Марино повернул голову ко мне так, словно она была у него на пружине.
— Совершенно сознательно?.. — задумчиво повторил он. Я заметил, что ему тяжело дышится. — Ты не отдаешь себе отчета в том, что говоришь, — добавил он и сокрушенно покачал головой.
— Когда-то вы уже говорили это Фабрицио и действительно так думали, — сказал я мягко, потому что острая печаль, прозвучавшая в его голосе в этот момент, наполнила мое сердце жалостью. — Фабрицио был тогда еще ребенком. Но когда вы говорите это мне, то вы не верите в то, что говорите.
Старик посмотрел на меня своими глазами цвета прозрачной воды.
— Я тебя очень люблю, Альдо, — сказал он с некоторым замешательством, — разве ты этого не понимаешь? Я люблю тебя, потому что знаю тебя лучше, чем тебе кажется. В твоем возрасте люди не любят находить себе смягчающие обстоятельства, потому что у них всегда остаются сомнения, до какой степени они себя скомпрометировали, совершив тот или иной поступок.
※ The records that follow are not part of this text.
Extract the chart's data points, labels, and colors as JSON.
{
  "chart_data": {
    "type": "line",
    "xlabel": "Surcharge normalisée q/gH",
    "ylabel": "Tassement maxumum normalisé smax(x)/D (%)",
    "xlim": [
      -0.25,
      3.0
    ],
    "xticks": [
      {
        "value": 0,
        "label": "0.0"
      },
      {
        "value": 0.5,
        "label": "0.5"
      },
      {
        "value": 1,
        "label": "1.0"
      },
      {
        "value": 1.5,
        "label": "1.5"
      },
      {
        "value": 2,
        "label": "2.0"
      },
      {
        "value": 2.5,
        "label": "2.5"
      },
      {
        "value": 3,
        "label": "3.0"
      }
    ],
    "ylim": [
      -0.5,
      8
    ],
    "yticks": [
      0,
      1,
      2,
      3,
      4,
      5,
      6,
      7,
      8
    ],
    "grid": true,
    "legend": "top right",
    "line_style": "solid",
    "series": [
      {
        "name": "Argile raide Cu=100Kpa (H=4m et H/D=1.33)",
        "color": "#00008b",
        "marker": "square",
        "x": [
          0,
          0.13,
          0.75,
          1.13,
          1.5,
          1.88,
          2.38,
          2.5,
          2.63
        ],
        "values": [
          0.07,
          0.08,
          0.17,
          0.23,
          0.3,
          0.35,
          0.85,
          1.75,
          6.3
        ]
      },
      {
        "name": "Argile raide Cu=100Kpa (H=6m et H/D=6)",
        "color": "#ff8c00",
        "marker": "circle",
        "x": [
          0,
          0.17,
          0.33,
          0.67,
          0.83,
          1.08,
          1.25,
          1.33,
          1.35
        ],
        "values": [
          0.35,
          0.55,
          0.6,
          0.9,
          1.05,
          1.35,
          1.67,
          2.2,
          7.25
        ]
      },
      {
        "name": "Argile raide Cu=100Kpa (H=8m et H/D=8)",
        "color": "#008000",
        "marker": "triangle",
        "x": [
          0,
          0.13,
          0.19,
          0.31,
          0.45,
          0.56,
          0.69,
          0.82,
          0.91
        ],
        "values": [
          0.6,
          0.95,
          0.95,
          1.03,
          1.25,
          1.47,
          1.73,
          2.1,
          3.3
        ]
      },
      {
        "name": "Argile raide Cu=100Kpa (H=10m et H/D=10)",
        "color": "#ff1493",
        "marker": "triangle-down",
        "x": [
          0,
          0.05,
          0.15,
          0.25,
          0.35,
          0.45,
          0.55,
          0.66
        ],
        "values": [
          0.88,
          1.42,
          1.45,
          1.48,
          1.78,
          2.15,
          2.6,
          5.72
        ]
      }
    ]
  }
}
Я хотел бы, чтобы сейчас, когда ты подвергаешься большой опасности быть преданным суду, ты отбросил гордыню.
— А кто будет судьей? — спросил я, неуверенно пожимая плечами, так как голос Марино вдруг стал необыкновенно твердым. — Я обязан давать отчет в своих поступках другим людям, — добавил я, отворачиваясь в сторону. — Жаль, что мне приходится принимать это во внимание впервые лишь сейчас, когда нам с вами предстоит вот-вот расстаться.
Марино слегка побледнел, и его взгляд, в котором светилась высокомерная строгость, вонзился в меня.
— Я говорю не о Синьории. У нее свои дела, о которых она ставит тебя в известность, и лучше, наверное, чем я; кстати, об этом я сейчас тебе тоже скажу. Я говорю об Орсенне.
— Вы хотите сказать, что говорите за нее?
Мне показалось, что на какое-то мгновение старик настолько глубоко погрузился в мысли, что его рука, вытянутая вдоль тела, вдруг машинально стала волочиться по песку, словно брошенное весло, оставляя там маленькую бороздку.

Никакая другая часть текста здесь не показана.